Mental illness is I think a key window into why I eventually went on to study what I did in college, and really what continues to drive me today. It was just something that ran in my family. And while I felt like I had grasped a solid understanding of it, the one case that really impacted me the most was watching a close friend of mine progress from a gregarious all-loved person in highschool, to a totally socially and societally removed person, searching for what was real and battling what wasn't. These experiences gave me a whole different perspective on the brain-body interactions, and cued my interests in human behavior, the mind, and eventually the brain. When I first arrived at UWM, my undergraduate studies were broadly distributed - I was unsure about exactly what it was I wanted to get out of my education. For most of my undergrad, I'd worked at La Fleur Law Firm in downtown Milwaukee advancing my professional experiences. I think originally going into school I had law in my gameplan, it ran in my family long back when one of my (great x 5) grandfathers started a law firm in Milwaukee. I read and learned a lot of really cool things about law at La Fleur, but something was missing for me. I guess it didn't check the "mental" window I'd opened. This is a good cue for Psychology; I started with a few introductory psych courses through UWM’s undergraduate program in psychology. Everything clicked. My interests in mental health found a home in studying cognition and neuroscience. At the midway point, I joined Professor Deborah Hannula’s MINDfull Memory research lab. My experience with Debbie was awesome, and the work in her lab helped me sharpen my scope of study. Of course, life is never actually that fairy-taleish; my plans for post-graduation became very muddled as I grew into a key figure at La Fleur Law Firm.

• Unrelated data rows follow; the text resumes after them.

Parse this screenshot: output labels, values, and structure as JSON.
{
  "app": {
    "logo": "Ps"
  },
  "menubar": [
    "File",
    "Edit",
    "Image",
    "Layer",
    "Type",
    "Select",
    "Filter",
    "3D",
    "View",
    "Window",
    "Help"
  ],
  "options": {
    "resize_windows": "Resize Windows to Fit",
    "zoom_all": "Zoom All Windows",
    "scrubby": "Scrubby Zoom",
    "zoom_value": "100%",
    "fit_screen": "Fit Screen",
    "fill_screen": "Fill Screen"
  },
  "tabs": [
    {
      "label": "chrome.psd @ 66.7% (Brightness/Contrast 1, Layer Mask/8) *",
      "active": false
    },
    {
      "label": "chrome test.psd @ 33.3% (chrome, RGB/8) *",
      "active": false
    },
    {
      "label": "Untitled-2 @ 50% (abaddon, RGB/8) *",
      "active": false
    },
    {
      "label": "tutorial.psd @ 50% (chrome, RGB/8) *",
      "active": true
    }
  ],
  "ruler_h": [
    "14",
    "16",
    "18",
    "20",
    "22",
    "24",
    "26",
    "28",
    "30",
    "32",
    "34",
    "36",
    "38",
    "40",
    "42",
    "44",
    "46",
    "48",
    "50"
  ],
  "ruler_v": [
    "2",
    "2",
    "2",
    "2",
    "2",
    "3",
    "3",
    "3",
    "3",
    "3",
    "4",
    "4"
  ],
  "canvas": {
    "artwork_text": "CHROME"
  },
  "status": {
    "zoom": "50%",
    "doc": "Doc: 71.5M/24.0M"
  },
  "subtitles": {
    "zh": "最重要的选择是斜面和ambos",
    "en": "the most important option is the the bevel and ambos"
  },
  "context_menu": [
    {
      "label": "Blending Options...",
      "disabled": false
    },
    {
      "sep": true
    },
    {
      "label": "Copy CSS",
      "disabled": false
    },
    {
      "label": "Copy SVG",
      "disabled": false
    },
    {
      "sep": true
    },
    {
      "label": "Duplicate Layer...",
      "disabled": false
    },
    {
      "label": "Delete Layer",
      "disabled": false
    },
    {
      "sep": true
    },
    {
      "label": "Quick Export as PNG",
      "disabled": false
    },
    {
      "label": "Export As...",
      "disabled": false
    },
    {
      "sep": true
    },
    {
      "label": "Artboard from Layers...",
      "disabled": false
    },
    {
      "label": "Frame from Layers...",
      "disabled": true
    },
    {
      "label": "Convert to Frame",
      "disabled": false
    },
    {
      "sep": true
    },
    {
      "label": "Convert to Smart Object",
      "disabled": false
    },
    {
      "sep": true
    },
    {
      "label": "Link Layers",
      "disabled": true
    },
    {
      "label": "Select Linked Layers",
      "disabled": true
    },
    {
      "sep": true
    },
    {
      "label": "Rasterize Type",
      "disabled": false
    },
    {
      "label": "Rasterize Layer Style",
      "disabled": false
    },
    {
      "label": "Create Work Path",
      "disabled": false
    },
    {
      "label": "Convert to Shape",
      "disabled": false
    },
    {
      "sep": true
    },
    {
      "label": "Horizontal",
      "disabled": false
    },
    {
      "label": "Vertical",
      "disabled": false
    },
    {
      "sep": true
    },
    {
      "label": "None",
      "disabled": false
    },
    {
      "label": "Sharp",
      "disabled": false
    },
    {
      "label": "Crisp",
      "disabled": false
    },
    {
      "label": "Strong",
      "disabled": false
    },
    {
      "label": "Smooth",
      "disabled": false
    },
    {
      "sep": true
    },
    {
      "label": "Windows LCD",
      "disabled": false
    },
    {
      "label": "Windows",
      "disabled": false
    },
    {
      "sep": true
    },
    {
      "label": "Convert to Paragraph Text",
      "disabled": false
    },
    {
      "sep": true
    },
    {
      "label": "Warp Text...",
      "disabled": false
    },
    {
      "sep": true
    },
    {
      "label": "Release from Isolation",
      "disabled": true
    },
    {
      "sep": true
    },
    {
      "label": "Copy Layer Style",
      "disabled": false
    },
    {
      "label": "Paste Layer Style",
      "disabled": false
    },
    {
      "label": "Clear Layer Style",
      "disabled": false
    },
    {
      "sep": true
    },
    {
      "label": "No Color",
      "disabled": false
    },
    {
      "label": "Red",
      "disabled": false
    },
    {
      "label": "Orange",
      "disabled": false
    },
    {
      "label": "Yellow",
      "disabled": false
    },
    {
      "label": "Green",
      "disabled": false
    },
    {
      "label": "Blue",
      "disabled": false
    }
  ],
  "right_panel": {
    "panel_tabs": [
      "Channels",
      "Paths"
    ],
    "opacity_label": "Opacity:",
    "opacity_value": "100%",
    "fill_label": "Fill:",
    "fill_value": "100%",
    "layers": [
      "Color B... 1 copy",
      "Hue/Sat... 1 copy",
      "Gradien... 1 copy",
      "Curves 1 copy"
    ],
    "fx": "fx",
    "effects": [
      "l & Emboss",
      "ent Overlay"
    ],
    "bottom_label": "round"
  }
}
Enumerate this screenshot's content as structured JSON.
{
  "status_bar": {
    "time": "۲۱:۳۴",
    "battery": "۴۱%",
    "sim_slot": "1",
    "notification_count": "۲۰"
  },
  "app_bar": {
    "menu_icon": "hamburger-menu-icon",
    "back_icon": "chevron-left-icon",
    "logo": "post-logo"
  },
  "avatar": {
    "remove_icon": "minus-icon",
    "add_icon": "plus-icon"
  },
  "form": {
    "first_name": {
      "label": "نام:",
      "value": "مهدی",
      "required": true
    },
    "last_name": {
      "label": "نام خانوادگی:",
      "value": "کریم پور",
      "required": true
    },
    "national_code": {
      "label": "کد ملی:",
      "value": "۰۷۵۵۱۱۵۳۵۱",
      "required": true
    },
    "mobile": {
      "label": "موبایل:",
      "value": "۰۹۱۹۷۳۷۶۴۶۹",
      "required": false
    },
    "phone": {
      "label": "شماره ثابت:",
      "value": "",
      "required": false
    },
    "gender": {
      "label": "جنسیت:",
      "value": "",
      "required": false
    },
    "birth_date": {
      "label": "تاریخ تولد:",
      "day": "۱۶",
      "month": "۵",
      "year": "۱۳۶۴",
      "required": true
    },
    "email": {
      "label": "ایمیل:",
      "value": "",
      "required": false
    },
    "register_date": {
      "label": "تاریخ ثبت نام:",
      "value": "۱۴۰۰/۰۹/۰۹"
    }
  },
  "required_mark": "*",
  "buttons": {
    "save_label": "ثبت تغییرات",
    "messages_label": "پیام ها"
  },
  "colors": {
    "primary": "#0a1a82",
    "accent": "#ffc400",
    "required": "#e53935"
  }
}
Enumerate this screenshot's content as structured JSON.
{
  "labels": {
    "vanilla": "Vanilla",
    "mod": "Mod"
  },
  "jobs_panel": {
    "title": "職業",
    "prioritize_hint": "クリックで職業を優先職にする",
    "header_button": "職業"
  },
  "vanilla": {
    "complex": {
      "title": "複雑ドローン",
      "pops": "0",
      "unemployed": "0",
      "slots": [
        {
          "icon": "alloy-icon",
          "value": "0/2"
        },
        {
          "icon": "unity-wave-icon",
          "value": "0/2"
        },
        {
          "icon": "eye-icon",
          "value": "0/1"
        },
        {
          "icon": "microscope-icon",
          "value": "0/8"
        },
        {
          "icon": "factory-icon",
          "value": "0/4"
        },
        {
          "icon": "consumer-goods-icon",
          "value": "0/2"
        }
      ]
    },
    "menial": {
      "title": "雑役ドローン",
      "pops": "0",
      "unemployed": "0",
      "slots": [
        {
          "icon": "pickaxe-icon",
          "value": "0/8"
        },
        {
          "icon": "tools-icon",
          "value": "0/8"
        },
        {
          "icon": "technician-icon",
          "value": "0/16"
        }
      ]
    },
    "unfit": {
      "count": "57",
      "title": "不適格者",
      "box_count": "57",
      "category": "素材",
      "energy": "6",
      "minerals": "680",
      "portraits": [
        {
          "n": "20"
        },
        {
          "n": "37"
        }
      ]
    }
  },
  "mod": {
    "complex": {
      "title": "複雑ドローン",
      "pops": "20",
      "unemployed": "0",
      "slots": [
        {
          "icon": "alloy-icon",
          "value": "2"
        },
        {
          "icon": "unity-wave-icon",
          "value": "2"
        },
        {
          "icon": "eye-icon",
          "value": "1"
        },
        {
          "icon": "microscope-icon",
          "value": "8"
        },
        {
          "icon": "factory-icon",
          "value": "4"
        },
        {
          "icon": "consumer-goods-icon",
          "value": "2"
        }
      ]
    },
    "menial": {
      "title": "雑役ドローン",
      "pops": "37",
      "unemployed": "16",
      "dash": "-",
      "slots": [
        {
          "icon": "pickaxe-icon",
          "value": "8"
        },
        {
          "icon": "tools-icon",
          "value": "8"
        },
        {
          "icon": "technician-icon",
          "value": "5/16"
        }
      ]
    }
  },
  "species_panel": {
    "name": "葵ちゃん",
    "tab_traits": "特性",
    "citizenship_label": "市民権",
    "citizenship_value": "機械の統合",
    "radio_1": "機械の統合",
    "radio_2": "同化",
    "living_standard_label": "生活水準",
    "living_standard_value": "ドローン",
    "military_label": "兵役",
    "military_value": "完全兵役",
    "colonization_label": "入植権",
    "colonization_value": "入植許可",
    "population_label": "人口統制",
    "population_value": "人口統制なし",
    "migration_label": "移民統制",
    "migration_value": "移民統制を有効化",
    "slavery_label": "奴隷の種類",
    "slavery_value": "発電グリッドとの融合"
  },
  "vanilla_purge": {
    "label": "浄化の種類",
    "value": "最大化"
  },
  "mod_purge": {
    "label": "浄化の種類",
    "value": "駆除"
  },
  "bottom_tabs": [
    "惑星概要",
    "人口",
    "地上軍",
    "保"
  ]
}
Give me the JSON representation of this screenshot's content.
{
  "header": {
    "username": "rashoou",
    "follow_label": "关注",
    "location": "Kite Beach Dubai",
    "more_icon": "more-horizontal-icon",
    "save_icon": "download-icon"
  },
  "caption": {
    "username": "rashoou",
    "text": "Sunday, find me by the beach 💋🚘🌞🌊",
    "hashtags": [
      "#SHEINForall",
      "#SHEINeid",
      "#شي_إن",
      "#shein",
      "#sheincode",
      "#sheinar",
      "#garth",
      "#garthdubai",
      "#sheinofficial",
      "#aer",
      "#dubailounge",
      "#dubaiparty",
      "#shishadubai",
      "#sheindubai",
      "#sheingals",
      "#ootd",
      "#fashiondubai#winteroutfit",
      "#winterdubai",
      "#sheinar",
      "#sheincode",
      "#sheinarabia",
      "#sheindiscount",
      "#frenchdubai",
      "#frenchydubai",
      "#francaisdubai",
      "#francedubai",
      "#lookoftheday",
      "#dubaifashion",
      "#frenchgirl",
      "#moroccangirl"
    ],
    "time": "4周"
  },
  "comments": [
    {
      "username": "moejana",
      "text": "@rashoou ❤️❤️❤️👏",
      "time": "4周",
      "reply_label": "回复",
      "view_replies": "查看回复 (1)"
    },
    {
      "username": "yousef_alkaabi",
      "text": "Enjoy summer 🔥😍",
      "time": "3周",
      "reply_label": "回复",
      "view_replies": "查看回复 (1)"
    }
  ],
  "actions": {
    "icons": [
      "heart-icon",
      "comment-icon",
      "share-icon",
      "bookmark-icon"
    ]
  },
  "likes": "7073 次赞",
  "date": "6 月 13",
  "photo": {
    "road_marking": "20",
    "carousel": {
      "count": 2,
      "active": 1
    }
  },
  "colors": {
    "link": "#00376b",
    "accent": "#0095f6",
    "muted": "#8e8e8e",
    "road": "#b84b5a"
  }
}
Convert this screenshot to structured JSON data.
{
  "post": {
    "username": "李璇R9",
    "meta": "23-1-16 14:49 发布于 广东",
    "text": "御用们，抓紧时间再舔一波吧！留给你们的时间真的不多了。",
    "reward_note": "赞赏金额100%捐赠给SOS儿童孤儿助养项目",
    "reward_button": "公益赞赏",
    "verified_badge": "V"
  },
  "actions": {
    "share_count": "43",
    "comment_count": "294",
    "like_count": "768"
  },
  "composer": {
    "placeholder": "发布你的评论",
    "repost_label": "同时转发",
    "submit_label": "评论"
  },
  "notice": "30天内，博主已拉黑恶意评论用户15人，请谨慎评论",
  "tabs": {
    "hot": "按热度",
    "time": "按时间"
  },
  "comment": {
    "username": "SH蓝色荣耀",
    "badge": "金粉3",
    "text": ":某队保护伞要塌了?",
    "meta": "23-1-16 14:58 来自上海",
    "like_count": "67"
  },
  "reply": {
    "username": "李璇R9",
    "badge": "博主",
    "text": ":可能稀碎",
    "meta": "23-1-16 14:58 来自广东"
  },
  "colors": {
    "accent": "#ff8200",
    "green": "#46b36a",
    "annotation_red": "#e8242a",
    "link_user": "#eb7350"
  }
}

Fast-foward, I completed my bachelors in psychology at UWM in December of 2015, at which point I had an excellent offer to work as the firm administrator at La Fleur Law Firm. But again, something was missing. Further, I'd met the most awesome person (my now wife) at the end of college and she really made me think deeply about what I wanted in return from my efforts in school. I spent a few months searching for a fitting post-baccalaureate position as a professional research assistant, and landed a great hit in July of 2016 when I assumed the position of Clinical Research Associate working with Dr. David Warren, Ph.D. at the University of Nebraska Medical Center (UNMC). In Dave's lab, I learned in great detail what it meant to be a researcher. There's much more to research than plotting some graphs and mailing them to Elsevier. There I helped establish the groundwork for the lab while advancing my knowledge base in memory research, neuroimaging, neuropsychological, and neurostimulation methods, and strengthening key skills that would later benefit me in my career going forward. After three years working with Dave, I felt that changing my angle on research and broadening my experience would be greatly beneficial for my eventual applications to graduate school.
In September of 2019, I joined Dr. Tony Wilson's DICON Lab at the University of Nebraska Medical Center. I'm reaching my one-year mark with Tony and can say it's been an awesome experience. I'm learning in-depth how to process and analyze Magnetoencephalography (MEG) data, and have helped develop key tools for the lab to use in our processing pipeline.
Firstly, I believe that each of my research experiences thus far has blended exceptionally well, giving framework for a successful career in cognitive neuroscience. I'm currently building my portfolio as I work toward graduate program applications. More to come!